Three technical replicates from one sample tell you about pipetting precision, not biology. At minimum, use 3 biological replicates per group. Technical triplicates reduce noise but do not address biological variability.
Livak & Schmittgen (2001) 2^-ΔΔCt method with optional Pfaffl (2001) efficiency correction. Outlier detection via IQR method. MIQE checklist based on Bustin et al. (2009).
Last validated 2026-04-05. Calculations are designed for planning and documentation support; verify procurement decisions against manufacturer specifications or institutional SOPs.
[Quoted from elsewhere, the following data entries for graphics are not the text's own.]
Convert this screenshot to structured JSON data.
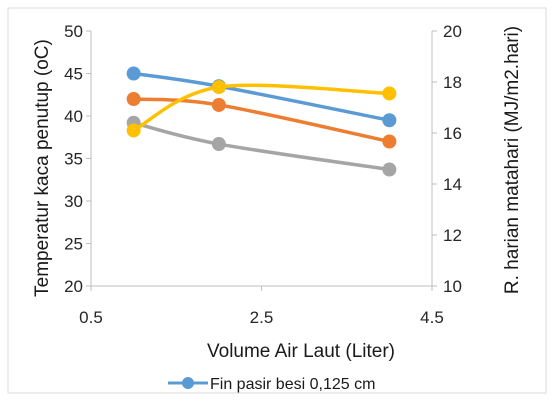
{
  "chart_data": {
    "type": "line",
    "x": [
      1,
      2,
      4
    ],
    "xlabel": "Volume Air Laut (Liter)",
    "x_ticks": [
      "0.5",
      "2.5",
      "4.5"
    ],
    "xlim": [
      0.5,
      4.5
    ],
    "ylabel": "Temperatur kaca penutup (oC)",
    "ylim": [
      20,
      50
    ],
    "y_ticks": [
      "20",
      "25",
      "30",
      "35",
      "40",
      "45",
      "50"
    ],
    "y2label": "R. harian matahari (MJ/m2.hari)",
    "y2lim": [
      10,
      20
    ],
    "y2_ticks": [
      "10",
      "12",
      "14",
      "16",
      "18",
      "20"
    ],
    "grid": false,
    "legend_position": "bottom",
    "series": [
      {
        "name": "Fin pasir besi 0,125 cm",
        "axis": "left",
        "color": "#5b9bd5",
        "values": [
          45,
          43.5,
          39.5
        ]
      },
      {
        "name": "",
        "axis": "left",
        "color": "#ed7d31",
        "values": [
          42,
          41.3,
          37
        ]
      },
      {
        "name": "",
        "axis": "left",
        "color": "#a5a5a5",
        "values": [
          39.2,
          36.7,
          33.7
        ]
      },
      {
        "name": "",
        "axis": "right",
        "color": "#ffc000",
        "values": [
          16.1,
          17.8,
          17.55
        ]
      }
    ]
  }
}
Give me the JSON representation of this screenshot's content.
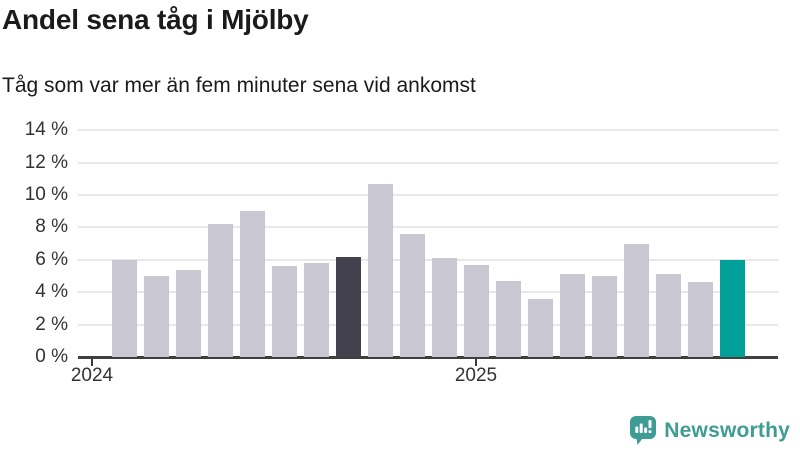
{
  "chart_data": {
    "type": "bar",
    "title": "Andel sena tåg i Mjölby",
    "subtitle": "Tåg som var mer än fem minuter sena vid ankomst",
    "unit": "%",
    "x": [
      "2024-02",
      "2024-03",
      "2024-04",
      "2024-05",
      "2024-06",
      "2024-07",
      "2024-08",
      "2024-09",
      "2024-10",
      "2024-11",
      "2024-12",
      "2025-01",
      "2025-02",
      "2025-03",
      "2025-04",
      "2025-05",
      "2025-06",
      "2025-07",
      "2025-08",
      "2025-09"
    ],
    "values": [
      6.0,
      5.0,
      5.4,
      8.2,
      9.0,
      5.6,
      5.8,
      6.2,
      10.7,
      7.6,
      6.1,
      5.7,
      4.7,
      3.6,
      5.1,
      5.0,
      7.0,
      5.1,
      4.6,
      6.0
    ],
    "dark_bar_index": 7,
    "accent_bar_index": 19,
    "bar_colors": {
      "default": "#c9c7d1",
      "highlight_dark": "#43414e",
      "highlight_accent": "#00a099"
    },
    "ylim": [
      0,
      14
    ],
    "yticks": [
      {
        "value": 14,
        "label": "14 %"
      },
      {
        "value": 12,
        "label": "12 %"
      },
      {
        "value": 10,
        "label": "10 %"
      },
      {
        "value": 8,
        "label": "8 %"
      },
      {
        "value": 6,
        "label": "6 %"
      },
      {
        "value": 4,
        "label": "4 %"
      },
      {
        "value": 2,
        "label": "2 %"
      },
      {
        "value": 0,
        "label": "0 %"
      }
    ],
    "xticks": [
      {
        "label": "2024",
        "month_index": 0
      },
      {
        "label": "2025",
        "month_index": 12
      }
    ],
    "grid": true,
    "legend": "none"
  },
  "footer": {
    "brand_label": "Newsworthy",
    "brand_color": "#3e9c94",
    "logo_icon": "bar-chart-speech-bubble-icon"
  }
}
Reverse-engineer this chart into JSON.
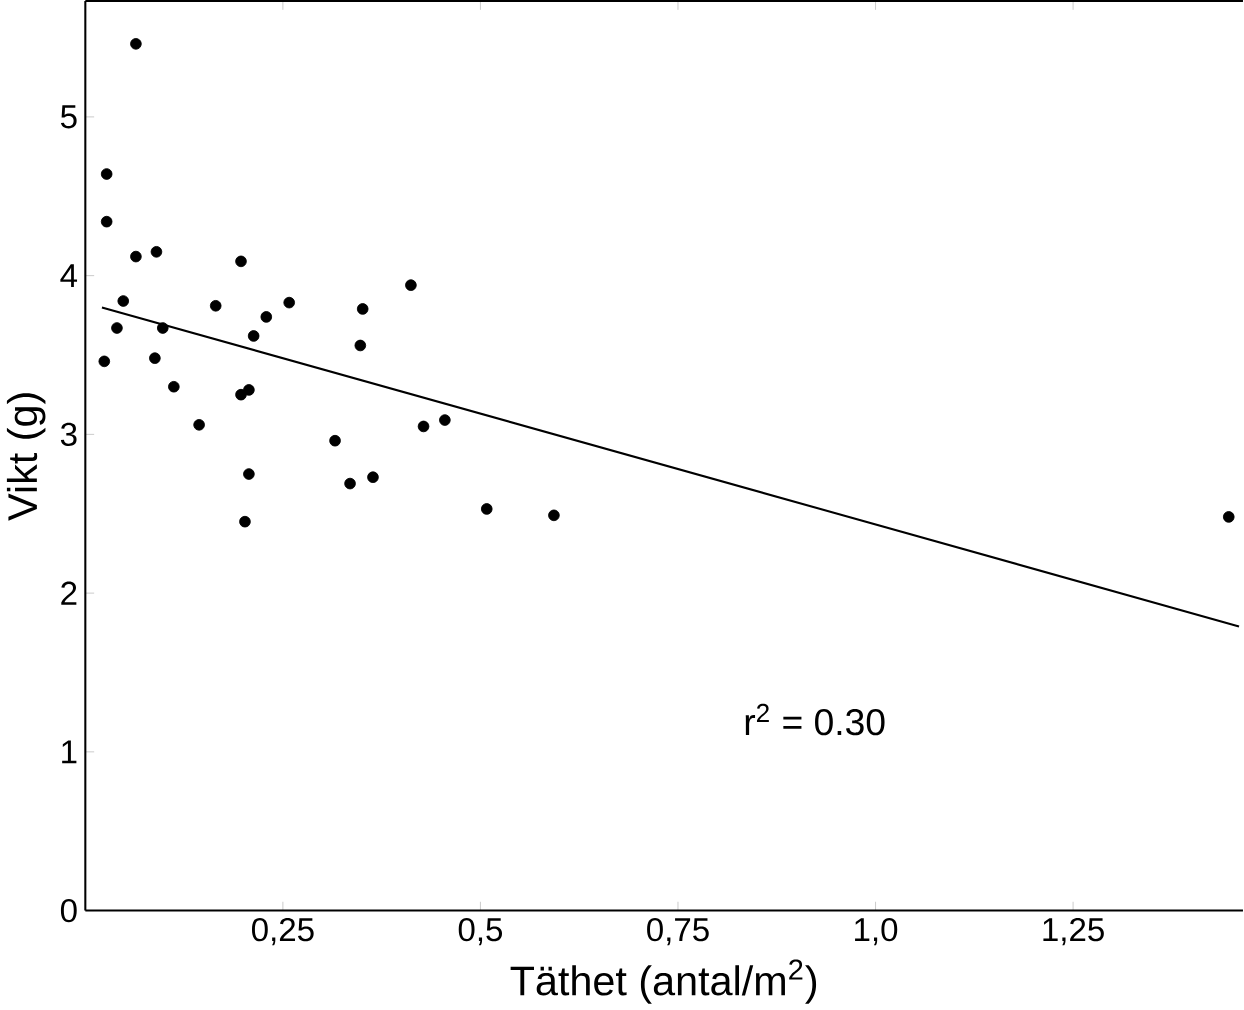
{
  "chart_data": {
    "type": "scatter",
    "xlabel": "Täthet (antal/m$^{2}$)",
    "ylabel": "Vikt (g)",
    "xlim": [
      0,
      1.465
    ],
    "ylim": [
      0,
      5.73
    ],
    "xticks": [
      {
        "value": 0.25,
        "label": "0,25"
      },
      {
        "value": 0.5,
        "label": "0,5"
      },
      {
        "value": 0.75,
        "label": "0,75"
      },
      {
        "value": 1.0,
        "label": "1,0"
      },
      {
        "value": 1.25,
        "label": "1,25"
      }
    ],
    "yticks": [
      0,
      1,
      2,
      3,
      4,
      5
    ],
    "grid": false,
    "annotations": [
      "r$^{2}$ = 0.30"
    ],
    "series": [
      {
        "marker": "circle",
        "color": "#000000",
        "x": [
          0.064,
          0.027,
          0.027,
          0.064,
          0.09,
          0.197,
          0.412,
          0.048,
          0.04,
          0.098,
          0.024,
          0.088,
          0.165,
          0.258,
          0.229,
          0.213,
          0.351,
          0.348,
          0.112,
          0.197,
          0.207,
          0.144,
          0.316,
          0.428,
          0.455,
          0.207,
          0.335,
          0.364,
          0.202,
          0.508,
          0.593,
          1.447
        ],
        "values": [
          5.46,
          4.64,
          4.34,
          4.12,
          4.15,
          4.09,
          3.94,
          3.84,
          3.67,
          3.67,
          3.46,
          3.48,
          3.81,
          3.83,
          3.74,
          3.62,
          3.79,
          3.56,
          3.3,
          3.25,
          3.28,
          3.06,
          2.96,
          3.05,
          3.09,
          2.75,
          2.69,
          2.73,
          2.45,
          2.53,
          2.49,
          2.48
        ]
      },
      {
        "type": "line",
        "color": "#000000",
        "line_style": "solid",
        "x": [
          0.021,
          1.46
        ],
        "values": [
          3.8,
          1.79
        ]
      }
    ]
  }
}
ConductScience qPCR ΔΔCt Calculator (v1.0). ConductScience, Inc. 2026. Available at: https://conductscience.com/tools/qpcr-ddct-calculator
Livak KJ, Schmittgen TD. Analysis of relative gene expression data using real-time quantitative PCR and the 2^−ΔΔCT method. Methods. 2001;25(4):402-408. doi:10.1006/meth.2001.1262
Bustin SA, et al. The MIQE guidelines. Clin Chem. 2009;55(4):611-622. doi:10.1373/clinchem.2008.112797
The ΔΔCt method normalizes gene expression in two steps:
1. ΔCt = Ct(target gene) − Ct(reference gene) — normalizes for RNA input 2. ΔΔCt = ΔCt(treatment) − mean(ΔCt(control)) — normalizes to baseline 3. Fold Change = 2^(−ΔΔCt) — converts to linear scale
The method assumes equal amplification efficiency (~100%) for all genes. When this assumption is violated, use the Pfaffl efficiency-corrected method.
The MIQE guidelines (Bustin et al., 2009) define the minimum information needed for reviewers to assess qPCR experiments. Key requirements:
• RNA quality: Report RIN values, A260/280, A260/230 • Primer validation: Show specificity (melt curve) and efficiency (standard curve) • Reference genes: Validate stability across conditions • Analysis: State quantification method and software used
The interactive MIQE checklist in this tool helps you document compliance systematically.